Por ANTONIO JIMÉNEZ BARCA
redaccion@elcolombiano.com.co

Hace unos días, la Academia de los Oscar anunció que a partir de 2019 creará una nueva categoría de premio: la mejor película popular. Es una forma de tratar de ganar espectadores por el declive progresivo de la audiencia de la ceremonia, que cada vez, por lo visto, interesa menos.

Da la impresión de que la Academia se ha metido, entre otros, en un lío estético. Porque existe el premio a la mejor película que no esté en inglés, o el de la mejor película de dibujos animados (largometraje de animación, en la jerga). Ambas categorías remiten a algo demostrable. Pero, ¿cómo se mide lo popular? ¿Por el número de entradas vendidas?

Pongamos que la Academia de Hollywood establece que, para poder optar al premio de la mejor película popular, es necesario haber vendido un número determinado de entradas. Si esa es la premisa, ¿qué sentido tiene el premio? ¿Por qué no se lo otorgan a la que más entradas haya vendido? ¿No será esa la más popular? “Sí”, responderán los de la Academia, “pero no se trata de elegir la más popular, sino la mejor de entre las más populares”.

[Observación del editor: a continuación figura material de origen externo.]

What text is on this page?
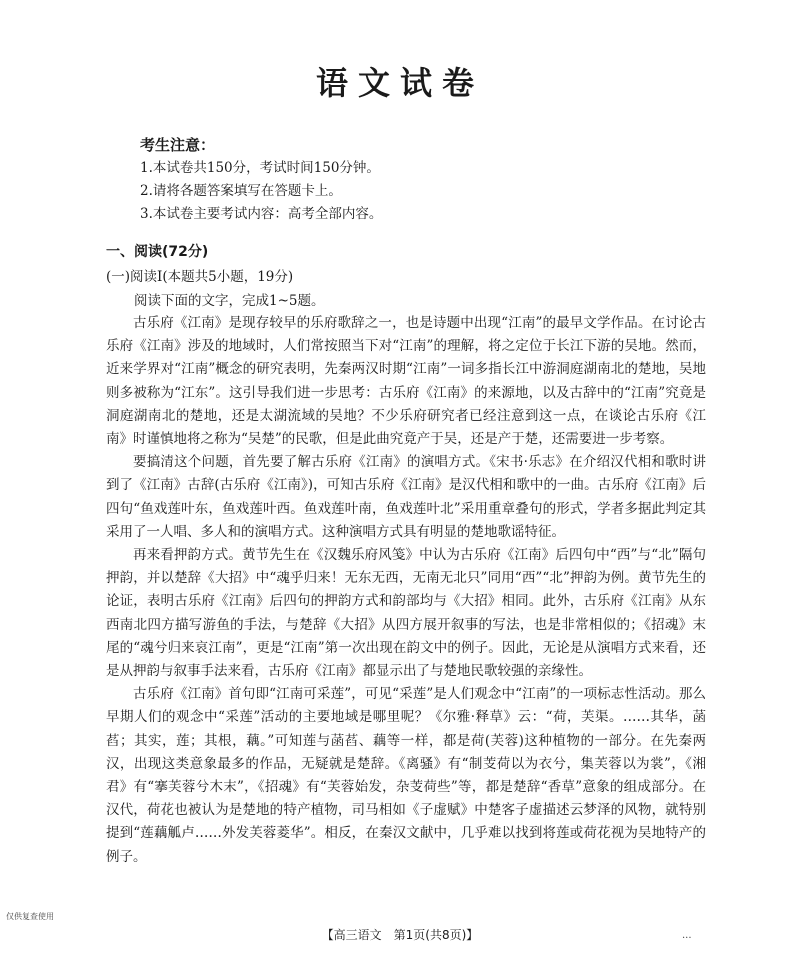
语文试卷
考生注意：
1.本试卷共150分，考试时间150分钟。
2.请将各题答案填写在答题卡上。
3.本试卷主要考试内容：高考全部内容。
一、阅读(72分)
(一)阅读Ⅰ(本题共5小题，19分)
阅读下面的文字，完成1~5题。

古乐府《江南》是现存较早的乐府歌辞之一，也是诗题中出现“江南”的最早文学作品。在讨论古乐府《江南》涉及的地域时，人们常按照当下对“江南”的理解，将之定位于长江下游的吴地。然而，近来学界对“江南”概念的研究表明，先秦两汉时期“江南”一词多指长江中游洞庭湖南北的楚地，吴地则多被称为“江东”。这引导我们进一步思考：古乐府《江南》的来源地，以及古辞中的“江南”究竟是洞庭湖南北的楚地，还是太湖流域的吴地？不少乐府研究者已经注意到这一点，在谈论古乐府《江南》时谨慎地将之称为“吴楚”的民歌，但是此曲究竟产于吴，还是产于楚，还需要进一步考察。

要搞清这个问题，首先要了解古乐府《江南》的演唱方式。《宋书·乐志》在介绍汉代相和歌时讲到了《江南》古辞(古乐府《江南》)，可知古乐府《江南》是汉代相和歌中的一曲。古乐府《江南》后四句“鱼戏莲叶东，鱼戏莲叶西。鱼戏莲叶南，鱼戏莲叶北”采用重章叠句的形式，学者多据此判定其采用了一人唱、多人和的演唱方式。这种演唱方式具有明显的楚地歌谣特征。

再来看押韵方式。黄节先生在《汉魏乐府风笺》中认为古乐府《江南》后四句中“西”与“北”隔句押韵，并以楚辞《大招》中“魂乎归来！无东无西，无南无北只”同用“西”“北”押韵为例。黄节先生的论证，表明古乐府《江南》后四句的押韵方式和韵部均与《大招》相同。此外，古乐府《江南》从东西南北四方描写游鱼的手法，与楚辞《大招》从四方展开叙事的写法，也是非常相似的；《招魂》末尾的“魂兮归来哀江南”，更是“江南”第一次出现在韵文中的例子。因此，无论是从演唱方式来看，还是从押韵与叙事手法来看，古乐府《江南》都显示出了与楚地民歌较强的亲缘性。

古乐府《江南》首句即“江南可采莲”，可见“采莲”是人们观念中“江南”的一项标志性活动。那么早期人们的观念中“采莲”活动的主要地域是哪里呢？《尔雅·释草》云：“荷，芙渠。……其华，菡萏；其实，莲；其根，藕。”可知莲与菡萏、藕等一样，都是荷(芙蓉)这种植物的一部分。在先秦两汉，出现这类意象最多的作品，无疑就是楚辞。《离骚》有“制芰荷以为衣兮，集芙蓉以为裳”，《湘君》有“搴芙蓉兮木末”，《招魂》有“芙蓉始发，杂芰荷些”等，都是楚辞“香草”意象的组成部分。在汉代，荷花也被认为是楚地的特产植物，司马相如《子虚赋》中楚客子虚描述云梦泽的风物，就特别提到“莲藕觚卢……外发芙蓉菱华”。相反，在秦汉文献中，几乎难以找到将莲或荷花视为吴地特产的例子。

仅供复查使用
【高三语文　第1页(共8页)】	...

No les falta razón. La popularidad puede ser mensurable, aunque varía de una época a otra, incluso de un año a otro. Y esta no va relacionada necesariamente con la calidad estética. Las películas más taquilleras —más populares— de los últimos años no pasan por lo general de malas copias de videojuegoss ideadas para preadolescentes, que son los que de verdad van al cine, llenas de ruido, chatarra y palomitas. Pero eso no siempre fue así, no tiene por qué ser así.

Una secuencia de Amadeus —una buena película popular— recrea bien el estreno en Viena de La flauta mágica, de Mozart: niños en la platea junto a sus madres, espectadores comiendo un bocadillo mientras asisten, embobados, a la representación, aplausos a destiempo, risas, el público cantando en pie, acompañando a los artistas. Un ambiente más parecido al de un concierto actual de una banda de rock en una plaza de toros que al de un teatro de ópera en el siglo XX o XXI.

El conde de Montecristo fue concebido y vendido como un folletín. John Ford, para muchos el mejor cineasta de todos los tiempos, se consideraba un artesano y no un artista. “Me llamo John Ford y hago wésterns”, decía, como declaración de principios y de vida.

Y muchos de los primeros enamorados de El Quijote no sabían leer o no lo leyeron: lo escuchaban en las ventas, que eran las cafeterías de la época, leído por otros que sí sabían o que sí tenían un ejemplar. Después llegarían los especialistas y los filólogos a excavar durante siglos en ese libro sin fondo. Pero el origen es ese: un tipo leyendo en voz alta a un círculo de gente callada.

A Cervantes, que suspendería ahora cualquier examen universitario sobre Miguel de Cervantes, que no entendería muchas de las interpretaciones que se hacen de su obra, que se encogería de hombros o saldría corriendo al enterarse de otras, no le importaría que incluyeran su Quijote en la categoría de los que optan al Oscar a la mejor película popular.